Élaborons sur cette assertion : elle justifierait en effet une perception commune à la fois désabusée et opportuniste du multilatéralisme, selon laquelle les grandes puissances se tiendraient pour ainsi dire en permanente embuscade, attendant prudemment que les conditions soient réunies pour passer à l’action. Soit. Toujours est-il que cette vision soustrait néanmoins à notre vigilance analytique toute potentielle stratégie de gain de puissance qui ne ressemblerait pas à ce que l’on connaît déjà. Telle qu’une stratégie dépassant le cadre d’un jeu à somme nulle, sans (tentative de) rupture soudaine d’équilibre, et qui miserait sur l’indivisibilité de la sécurité, non par opportunisme hégémonique travesti en bienveillance, ni idéologie, mais par pragmatisme lucide, la compétition sécuritaire selon les modalités du réalisme offensif se révélant contreproductive à moyen terme.
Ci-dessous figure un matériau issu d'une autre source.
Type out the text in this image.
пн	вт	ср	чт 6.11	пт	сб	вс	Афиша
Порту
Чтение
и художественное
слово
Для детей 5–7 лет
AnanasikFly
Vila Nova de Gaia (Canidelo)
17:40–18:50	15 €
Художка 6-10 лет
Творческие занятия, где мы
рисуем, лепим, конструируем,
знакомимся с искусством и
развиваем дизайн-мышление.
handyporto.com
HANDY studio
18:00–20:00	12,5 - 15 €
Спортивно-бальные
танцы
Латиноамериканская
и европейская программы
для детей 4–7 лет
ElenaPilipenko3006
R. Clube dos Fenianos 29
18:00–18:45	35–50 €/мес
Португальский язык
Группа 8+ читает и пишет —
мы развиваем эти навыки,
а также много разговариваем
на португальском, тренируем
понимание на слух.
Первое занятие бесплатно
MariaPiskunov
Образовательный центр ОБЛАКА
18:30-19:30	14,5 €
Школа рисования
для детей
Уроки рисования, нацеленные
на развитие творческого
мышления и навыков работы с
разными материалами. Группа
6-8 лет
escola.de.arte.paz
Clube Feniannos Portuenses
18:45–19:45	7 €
Mearsheimer, citant Edward H. Carr[13], rappelle que les réalistes, résignés à l’idée de l’inévitabilité de la compétition sécuritaire et de la guerre, estiment que «la  plus grande sagesse réside dans l’acceptation et l’adaptation à ces forces et tendances ». Ce qui pouvait alors se comprendre comme une injonction à embrasser la compétition sécuritaire pourrait, avec le recul des dernières décennies, désormais suggérer d’embrasser le parti de la résilience et de la stabilité face aux risques géopolitiques ou financiers. Or c’est cette capacité de résilience, qui s’apparenterait en réalité à de la prévention et gestion du risque appliquée à la géopolitique, que Russie et Chine, accompagnés de leurs partenaires, entendent continuer de développer par le biais d’entités multilatérales telles que l’OCS ou les BRICS, ou par la mise en œuvre de politique de bon voisinage, d’autonomisation des politiques étrangères ou encore d’émancipation progressive du recours au dollar américain dans les échanges internationaux.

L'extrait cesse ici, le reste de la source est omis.